Often the web content is developed on the local system and then downloaded to AWS S3. For any sizable web site, copying the files and directories can be time consuming, tedious and error prone (e.g., a file or directory can be mistakenly omitted). When changes are made, the modified files must be copied over.

This application allows entire directory trees to be copied to AWS S3. Once the web site exists on S3 and local changes are made, this applicaiton will copy over the files that have changed.

Points of Interest in the Source Code

S3 read/write

Access to S3 is handled through the S3Service class. This class is stand alone and provides useful Java code for accessing S3.

In an attempt to reduce the overhead of comparing local files to files on S3, files are stored with the MD5 hash for the file in the user meta-data.

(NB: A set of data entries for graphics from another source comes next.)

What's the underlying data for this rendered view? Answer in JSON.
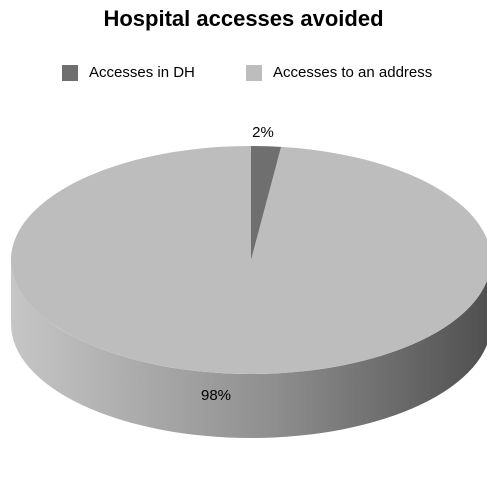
{
  "chart_data": {
    "type": "pie",
    "title": "Hospital accesses avoided",
    "categories": [
      "Accesses in DH",
      "Accesses to an address"
    ],
    "values": [
      2,
      98
    ],
    "value_labels": [
      "2%",
      "98%"
    ],
    "colors": [
      "#6f6f6f",
      "#bdbdbd"
    ],
    "legend_placement": "top",
    "style": "3d"
  }
}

S3 files are stored with an ETag hash value. However, the calculation of this hash value can be complicated and is not fully documented by Amazon. To avoid this complexity, the MD5 hash is calculated when the file is stored.

Threading

The code compares MD5 hashes, which in theory should be fast. However, the S3 MD5 hash is fetched via an HTTP transaction, which is relatively slow. To improve performance, the code is multi-threaded. The thread model uses is as simple as possible and is customized for the local application.

Building a web site with S3

Amazon S3 content is web based (e.g., S3 content is available via HTTP). By default the content is not visible outside of the user's virtual private cloud. But the content can be made public. This allows static web sites to be created. Amazon provides a clear guide on how to setup a static website, using a custom domain.

Example: Setting up a Static Website Using a Custom Domain

In this example to S3 buckets are created, example.com and www.example.com. The example.com bucket has a JSON permission record associated with it. The www.example.com bucket should be created as public, but it should not have a JSON record associated with it.